Further aggravating Northerners was the fact that though the coup plotters were in detention, Ironsi seemed in no hurry to try them. Rumours started to swirl in the North that Ironsi himself had known about the coup beforehand and let it happen as he knew he'd be first in line to
head a military government as the country's most senior military officer. Ironsi then made some political blunders which would provoke catastrophic consequences. By June 1966, Schwarz was warning about how Ironsi's reliance on mostly Igbo advisers was "leading Nigeria back to
tribal strife" as he had come to increasingly rely on "friends he could trust" for political advice. Considering these friends were predominantly Igbo, "this soon began to look like a clique to outsiders. In this atmosphere came the unitary decree of May 24, 1967, abolishing
Nigeria's federal system."

Ironsi's announcement of the decree, officially abolishing the federal structure and replacing it with a unitary system, was for many Northerners, a clear sign Igbos wanted a return to the days when they generally ran the North's bureaucracy.
The reaction revealed just what kind of passions the issue of political structuring could trigger in polarized multi-ethnic Nigeria.
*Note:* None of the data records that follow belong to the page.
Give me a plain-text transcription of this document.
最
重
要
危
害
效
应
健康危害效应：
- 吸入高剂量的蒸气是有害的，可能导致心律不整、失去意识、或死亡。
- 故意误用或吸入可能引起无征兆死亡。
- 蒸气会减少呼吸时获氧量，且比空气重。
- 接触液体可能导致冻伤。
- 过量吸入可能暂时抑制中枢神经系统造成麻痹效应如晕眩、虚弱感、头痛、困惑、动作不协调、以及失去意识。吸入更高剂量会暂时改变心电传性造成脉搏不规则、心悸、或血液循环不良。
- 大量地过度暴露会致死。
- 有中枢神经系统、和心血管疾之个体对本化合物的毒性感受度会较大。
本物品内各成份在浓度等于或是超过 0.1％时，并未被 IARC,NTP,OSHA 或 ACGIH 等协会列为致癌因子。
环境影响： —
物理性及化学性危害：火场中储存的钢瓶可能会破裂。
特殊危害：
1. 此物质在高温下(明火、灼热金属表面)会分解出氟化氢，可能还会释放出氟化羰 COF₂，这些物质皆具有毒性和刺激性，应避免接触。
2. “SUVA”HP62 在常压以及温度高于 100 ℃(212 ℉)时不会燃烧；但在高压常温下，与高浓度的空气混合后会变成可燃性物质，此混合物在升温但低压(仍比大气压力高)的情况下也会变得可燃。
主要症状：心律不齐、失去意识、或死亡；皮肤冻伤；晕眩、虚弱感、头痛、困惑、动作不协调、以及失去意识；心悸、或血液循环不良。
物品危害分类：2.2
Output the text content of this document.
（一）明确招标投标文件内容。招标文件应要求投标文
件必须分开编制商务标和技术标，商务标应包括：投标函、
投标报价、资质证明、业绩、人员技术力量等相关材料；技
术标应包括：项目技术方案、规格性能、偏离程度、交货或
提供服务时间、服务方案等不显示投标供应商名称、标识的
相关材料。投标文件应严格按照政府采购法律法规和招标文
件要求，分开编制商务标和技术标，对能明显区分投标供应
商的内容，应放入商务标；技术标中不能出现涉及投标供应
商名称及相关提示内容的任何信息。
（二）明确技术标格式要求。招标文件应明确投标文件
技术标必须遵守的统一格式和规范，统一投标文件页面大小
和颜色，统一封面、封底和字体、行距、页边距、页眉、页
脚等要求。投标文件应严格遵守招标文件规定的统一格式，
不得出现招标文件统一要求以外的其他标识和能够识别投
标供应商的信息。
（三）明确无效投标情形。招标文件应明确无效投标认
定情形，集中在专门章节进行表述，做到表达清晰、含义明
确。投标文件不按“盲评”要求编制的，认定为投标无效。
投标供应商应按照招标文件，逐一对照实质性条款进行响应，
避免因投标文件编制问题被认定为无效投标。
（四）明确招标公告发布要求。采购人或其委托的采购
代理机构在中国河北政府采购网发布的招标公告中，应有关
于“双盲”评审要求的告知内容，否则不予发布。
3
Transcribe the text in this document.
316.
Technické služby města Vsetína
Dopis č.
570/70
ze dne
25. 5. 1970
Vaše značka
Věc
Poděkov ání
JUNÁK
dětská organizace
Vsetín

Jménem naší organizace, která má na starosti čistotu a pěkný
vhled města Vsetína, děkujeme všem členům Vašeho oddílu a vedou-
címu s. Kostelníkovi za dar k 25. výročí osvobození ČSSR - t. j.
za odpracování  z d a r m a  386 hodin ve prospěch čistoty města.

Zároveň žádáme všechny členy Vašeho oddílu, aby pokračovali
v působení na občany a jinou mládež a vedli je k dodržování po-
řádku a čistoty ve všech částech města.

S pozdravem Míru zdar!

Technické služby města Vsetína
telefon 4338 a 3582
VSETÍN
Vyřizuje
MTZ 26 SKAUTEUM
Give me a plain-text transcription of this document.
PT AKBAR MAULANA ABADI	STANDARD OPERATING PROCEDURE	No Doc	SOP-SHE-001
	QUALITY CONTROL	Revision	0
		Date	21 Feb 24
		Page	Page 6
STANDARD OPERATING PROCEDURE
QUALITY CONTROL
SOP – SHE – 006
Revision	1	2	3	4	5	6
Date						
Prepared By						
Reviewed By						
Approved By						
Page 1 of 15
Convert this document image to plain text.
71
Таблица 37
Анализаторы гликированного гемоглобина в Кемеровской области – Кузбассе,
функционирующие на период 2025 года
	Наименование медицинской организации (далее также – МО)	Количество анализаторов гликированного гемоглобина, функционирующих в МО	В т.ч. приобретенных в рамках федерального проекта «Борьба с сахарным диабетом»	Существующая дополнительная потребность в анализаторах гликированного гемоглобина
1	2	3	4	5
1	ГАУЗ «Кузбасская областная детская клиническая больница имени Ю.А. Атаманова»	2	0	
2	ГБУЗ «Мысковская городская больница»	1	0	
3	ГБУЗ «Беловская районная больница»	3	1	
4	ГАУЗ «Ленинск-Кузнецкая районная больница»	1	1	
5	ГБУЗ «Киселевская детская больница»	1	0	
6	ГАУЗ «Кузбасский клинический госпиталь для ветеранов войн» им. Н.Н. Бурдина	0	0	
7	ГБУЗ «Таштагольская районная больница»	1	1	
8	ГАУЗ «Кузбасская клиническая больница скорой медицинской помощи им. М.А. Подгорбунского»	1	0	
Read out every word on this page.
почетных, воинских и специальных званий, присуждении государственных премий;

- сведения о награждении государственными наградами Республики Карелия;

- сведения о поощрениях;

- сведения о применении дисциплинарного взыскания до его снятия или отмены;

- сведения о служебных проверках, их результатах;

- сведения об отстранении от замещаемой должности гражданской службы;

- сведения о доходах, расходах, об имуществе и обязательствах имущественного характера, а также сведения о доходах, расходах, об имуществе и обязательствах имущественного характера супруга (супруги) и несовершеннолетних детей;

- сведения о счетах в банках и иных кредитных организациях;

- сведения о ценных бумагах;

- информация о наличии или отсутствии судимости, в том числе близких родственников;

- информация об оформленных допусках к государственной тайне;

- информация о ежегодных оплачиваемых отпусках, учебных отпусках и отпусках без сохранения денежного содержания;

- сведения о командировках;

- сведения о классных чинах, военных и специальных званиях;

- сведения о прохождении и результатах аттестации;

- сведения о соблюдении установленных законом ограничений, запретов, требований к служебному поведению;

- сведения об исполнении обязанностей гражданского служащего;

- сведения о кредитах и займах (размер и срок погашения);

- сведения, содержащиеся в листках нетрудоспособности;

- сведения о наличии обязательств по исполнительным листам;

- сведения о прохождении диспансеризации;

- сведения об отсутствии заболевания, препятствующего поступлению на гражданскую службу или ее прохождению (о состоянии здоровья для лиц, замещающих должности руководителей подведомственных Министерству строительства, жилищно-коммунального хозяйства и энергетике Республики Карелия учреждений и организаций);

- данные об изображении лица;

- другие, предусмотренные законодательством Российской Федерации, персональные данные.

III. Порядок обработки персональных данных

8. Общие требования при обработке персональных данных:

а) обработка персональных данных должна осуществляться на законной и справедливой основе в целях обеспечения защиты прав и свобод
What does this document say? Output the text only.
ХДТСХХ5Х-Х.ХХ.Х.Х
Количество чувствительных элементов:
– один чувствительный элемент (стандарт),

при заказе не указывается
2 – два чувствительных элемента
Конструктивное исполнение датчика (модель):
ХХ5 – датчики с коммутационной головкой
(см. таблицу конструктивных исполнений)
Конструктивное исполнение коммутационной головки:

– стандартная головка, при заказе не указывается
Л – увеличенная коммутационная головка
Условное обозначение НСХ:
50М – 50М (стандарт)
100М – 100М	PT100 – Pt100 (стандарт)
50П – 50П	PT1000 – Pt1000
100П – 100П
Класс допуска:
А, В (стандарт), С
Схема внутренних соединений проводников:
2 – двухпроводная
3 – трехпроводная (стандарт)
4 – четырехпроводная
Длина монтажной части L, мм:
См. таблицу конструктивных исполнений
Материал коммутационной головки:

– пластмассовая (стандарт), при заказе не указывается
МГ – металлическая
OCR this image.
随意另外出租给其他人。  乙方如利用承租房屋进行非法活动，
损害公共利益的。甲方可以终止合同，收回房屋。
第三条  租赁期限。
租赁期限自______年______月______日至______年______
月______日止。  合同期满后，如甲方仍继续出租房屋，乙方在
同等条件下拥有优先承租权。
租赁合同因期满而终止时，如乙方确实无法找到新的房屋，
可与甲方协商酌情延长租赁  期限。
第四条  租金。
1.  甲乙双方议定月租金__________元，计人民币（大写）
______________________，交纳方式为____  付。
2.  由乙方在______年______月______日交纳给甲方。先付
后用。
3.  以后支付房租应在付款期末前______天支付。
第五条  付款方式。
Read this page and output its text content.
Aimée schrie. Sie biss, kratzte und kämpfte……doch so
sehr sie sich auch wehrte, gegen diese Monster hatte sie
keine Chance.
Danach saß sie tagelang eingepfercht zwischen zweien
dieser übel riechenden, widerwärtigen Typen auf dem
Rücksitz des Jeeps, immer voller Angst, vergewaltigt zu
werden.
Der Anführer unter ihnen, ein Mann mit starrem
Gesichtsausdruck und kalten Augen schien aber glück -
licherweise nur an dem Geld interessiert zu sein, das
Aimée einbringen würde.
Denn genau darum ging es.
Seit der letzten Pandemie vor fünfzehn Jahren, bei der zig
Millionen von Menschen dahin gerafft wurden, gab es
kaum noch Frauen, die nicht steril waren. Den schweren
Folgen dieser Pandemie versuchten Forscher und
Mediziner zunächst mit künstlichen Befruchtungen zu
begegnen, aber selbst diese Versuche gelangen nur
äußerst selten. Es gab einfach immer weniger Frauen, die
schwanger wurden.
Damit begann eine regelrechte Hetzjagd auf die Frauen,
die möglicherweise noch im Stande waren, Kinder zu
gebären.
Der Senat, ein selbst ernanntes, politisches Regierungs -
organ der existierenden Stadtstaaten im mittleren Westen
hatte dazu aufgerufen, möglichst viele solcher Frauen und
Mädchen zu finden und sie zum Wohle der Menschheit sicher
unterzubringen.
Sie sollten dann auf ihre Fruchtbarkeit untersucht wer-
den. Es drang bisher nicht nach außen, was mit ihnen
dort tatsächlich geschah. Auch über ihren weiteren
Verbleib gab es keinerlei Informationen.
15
In response to Ironsi's decision, and the urgings of some Northern elites, Igbo lives and property were attacked on a massive scale in May 1966.
It began with a demonstration in the city of Zaria by students of the Institute of Administration and the Ahmadu Bello University against the unification decree which they feared would adversely affect their competition for jobs by throwing open the relatively closed job market
of the North to Southerners. This was followed in July with massacres of Igbo soldiers by their fellow soldiers in the Nigerian army. Northern soldiers were determined to end what they saw as Igbo domination in Nigeria's military and current power structures.
On July 29, 1966, "they descended with ethnic vengeance on the Igbo officers and men, eliminating them in large numbers."

In July 1966, Northern officers organized a counter-coup, killing Ironsi and appointing Lieutenant-General Yakubu Gowon as head of state.
Gowon was from the North, but neither Hausa-Fulani nor Muslim. He was a Christian from one of the North's minority groups and thus presented as a unifier in this period of heightened sectarian tension.
Perhaps we shall stop there for today. Tomorrow will be our 15th and final session, summing up the events of late 1966 and early 1967 leading up to Nigeria's civil war.

Have a good day folks!
As @biodunokeowo_rb kindly pointed out to me, there is a typo in the thread. I wrote that the Unitary decree was announced by Aguiyi-Ironsi in May 1967, it was of course in May 1966. Please note! Thanks for that @biodunokeowo_rb!